Сказав, лейтенант, вновь стал смотреть на Дашу. Лихоносов, переварив услышанное, насколько это было возможно, покашлял. "Пора, мол, и фотографией заняться".

– С каким восклицательным знаком? – продолжила Даша разговор. Она хотела, чтобы другой мужчина побыл с ними подольше.

– С тем самым, который ставят в конце предложений для выражения эмоциональности высказывания, – проговорил Лихоносов въедливым голосом.

Лейтенант посмотрел на Хирурга недовольно. "Я мог вас в дело вложить, но не сделал этого. Но это никогда не поздно, имейте в виду, господин счастливчик".

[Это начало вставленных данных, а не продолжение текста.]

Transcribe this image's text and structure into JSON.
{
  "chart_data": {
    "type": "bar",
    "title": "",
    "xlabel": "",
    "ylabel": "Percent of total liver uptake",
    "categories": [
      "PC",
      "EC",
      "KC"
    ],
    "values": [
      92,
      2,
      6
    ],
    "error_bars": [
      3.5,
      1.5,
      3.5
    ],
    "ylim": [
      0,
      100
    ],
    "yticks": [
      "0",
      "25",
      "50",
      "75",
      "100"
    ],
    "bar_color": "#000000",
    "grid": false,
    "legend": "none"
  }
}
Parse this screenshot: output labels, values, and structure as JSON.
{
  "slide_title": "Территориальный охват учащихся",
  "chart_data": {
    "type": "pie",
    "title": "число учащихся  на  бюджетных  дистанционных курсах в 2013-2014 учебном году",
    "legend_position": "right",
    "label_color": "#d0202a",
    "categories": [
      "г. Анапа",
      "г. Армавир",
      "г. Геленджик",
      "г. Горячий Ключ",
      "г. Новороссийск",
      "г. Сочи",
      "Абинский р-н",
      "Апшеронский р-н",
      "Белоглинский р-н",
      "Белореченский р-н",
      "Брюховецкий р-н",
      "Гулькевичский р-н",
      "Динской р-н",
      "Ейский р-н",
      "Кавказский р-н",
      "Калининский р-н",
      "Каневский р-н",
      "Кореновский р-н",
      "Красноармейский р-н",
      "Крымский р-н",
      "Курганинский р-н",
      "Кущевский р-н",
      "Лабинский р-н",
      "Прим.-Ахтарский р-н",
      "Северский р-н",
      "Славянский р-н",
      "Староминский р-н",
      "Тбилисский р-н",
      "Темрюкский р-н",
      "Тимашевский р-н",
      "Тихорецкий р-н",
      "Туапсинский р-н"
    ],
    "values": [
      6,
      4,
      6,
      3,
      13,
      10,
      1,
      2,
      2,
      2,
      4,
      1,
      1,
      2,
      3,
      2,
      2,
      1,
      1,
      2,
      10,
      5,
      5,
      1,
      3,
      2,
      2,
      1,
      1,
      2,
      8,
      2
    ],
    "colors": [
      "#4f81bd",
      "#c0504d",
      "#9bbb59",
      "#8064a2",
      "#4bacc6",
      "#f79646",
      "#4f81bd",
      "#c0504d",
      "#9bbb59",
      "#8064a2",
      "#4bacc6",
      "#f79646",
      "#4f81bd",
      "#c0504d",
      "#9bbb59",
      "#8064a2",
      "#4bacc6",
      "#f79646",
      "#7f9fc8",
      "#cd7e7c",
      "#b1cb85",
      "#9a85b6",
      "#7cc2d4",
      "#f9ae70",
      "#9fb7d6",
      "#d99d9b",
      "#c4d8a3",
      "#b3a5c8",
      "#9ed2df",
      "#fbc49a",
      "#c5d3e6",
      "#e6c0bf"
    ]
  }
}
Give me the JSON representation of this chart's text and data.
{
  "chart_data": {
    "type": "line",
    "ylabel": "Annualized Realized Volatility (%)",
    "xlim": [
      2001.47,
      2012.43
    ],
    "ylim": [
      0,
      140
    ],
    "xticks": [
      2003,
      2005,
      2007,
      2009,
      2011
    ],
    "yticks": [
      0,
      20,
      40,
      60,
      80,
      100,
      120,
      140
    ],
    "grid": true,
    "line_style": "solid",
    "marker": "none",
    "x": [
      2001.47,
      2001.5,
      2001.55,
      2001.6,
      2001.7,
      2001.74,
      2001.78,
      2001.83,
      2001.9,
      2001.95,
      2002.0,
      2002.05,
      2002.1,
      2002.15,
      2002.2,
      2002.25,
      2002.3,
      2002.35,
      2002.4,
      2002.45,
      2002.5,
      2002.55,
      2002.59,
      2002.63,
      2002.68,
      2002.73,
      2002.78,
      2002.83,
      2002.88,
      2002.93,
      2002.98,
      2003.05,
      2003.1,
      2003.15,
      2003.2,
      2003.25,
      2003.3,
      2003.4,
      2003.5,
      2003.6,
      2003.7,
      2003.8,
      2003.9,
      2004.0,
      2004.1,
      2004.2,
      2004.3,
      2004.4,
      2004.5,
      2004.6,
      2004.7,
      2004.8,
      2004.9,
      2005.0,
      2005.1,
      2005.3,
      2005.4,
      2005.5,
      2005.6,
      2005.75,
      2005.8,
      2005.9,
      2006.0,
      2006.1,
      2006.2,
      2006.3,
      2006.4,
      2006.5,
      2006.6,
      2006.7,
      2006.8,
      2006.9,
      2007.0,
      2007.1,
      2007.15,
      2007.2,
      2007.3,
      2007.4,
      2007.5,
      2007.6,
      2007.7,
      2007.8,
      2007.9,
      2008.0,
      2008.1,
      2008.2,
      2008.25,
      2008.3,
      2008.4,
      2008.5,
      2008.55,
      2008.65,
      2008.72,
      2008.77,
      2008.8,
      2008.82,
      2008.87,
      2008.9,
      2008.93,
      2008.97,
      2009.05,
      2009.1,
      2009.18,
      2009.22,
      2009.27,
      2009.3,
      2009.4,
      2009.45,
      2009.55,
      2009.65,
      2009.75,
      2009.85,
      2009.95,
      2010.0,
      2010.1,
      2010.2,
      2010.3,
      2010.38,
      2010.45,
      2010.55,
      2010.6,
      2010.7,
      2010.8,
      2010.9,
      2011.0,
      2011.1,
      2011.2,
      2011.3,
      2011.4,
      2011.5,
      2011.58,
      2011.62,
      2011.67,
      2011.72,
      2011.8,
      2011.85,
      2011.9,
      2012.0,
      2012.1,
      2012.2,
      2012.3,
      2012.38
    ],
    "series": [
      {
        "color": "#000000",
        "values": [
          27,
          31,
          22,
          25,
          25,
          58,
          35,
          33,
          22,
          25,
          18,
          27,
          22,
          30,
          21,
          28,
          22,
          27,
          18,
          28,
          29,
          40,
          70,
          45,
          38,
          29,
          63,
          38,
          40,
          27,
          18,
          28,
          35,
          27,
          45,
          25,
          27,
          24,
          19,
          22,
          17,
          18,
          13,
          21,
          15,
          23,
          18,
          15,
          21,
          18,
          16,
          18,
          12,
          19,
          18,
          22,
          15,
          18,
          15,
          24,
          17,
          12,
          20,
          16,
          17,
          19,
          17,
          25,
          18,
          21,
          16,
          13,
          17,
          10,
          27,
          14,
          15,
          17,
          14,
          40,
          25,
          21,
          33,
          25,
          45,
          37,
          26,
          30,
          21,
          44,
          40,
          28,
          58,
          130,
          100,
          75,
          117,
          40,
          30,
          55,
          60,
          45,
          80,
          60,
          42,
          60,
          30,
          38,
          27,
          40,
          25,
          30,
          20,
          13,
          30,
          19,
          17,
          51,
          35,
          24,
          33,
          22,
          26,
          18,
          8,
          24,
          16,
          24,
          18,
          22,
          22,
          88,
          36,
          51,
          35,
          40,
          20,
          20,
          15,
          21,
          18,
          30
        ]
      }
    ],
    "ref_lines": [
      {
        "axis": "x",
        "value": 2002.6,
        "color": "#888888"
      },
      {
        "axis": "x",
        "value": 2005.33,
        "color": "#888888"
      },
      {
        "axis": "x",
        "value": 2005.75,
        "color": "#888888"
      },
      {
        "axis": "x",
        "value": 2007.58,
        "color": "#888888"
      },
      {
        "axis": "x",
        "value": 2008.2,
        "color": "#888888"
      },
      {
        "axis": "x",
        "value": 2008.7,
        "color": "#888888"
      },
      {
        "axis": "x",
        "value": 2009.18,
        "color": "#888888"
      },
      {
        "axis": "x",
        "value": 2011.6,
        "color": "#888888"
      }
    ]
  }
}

Последнюю мысль он подумал, вновь глядя на Дашу. С тем же выражением глаз. И та, смешавшись, пошла за простыней.

66. Лицензия, контракт и оброк.

Сфотографировав Дашу на фоне пододеяльника (чистой простыни не нашлось), лейтенант удалился. На следующее утро он пришел с цветами и паспортом. Лихоносов после этого весь день ходил, как в воду опущенный.

– Что с тобой? – спросила она за ужином. – О Козлове думаешь?

– И о нем тоже. Не рвануть ли нам с тобой в Воронеж? Я давно мечтал на Маршалловых островах побывать.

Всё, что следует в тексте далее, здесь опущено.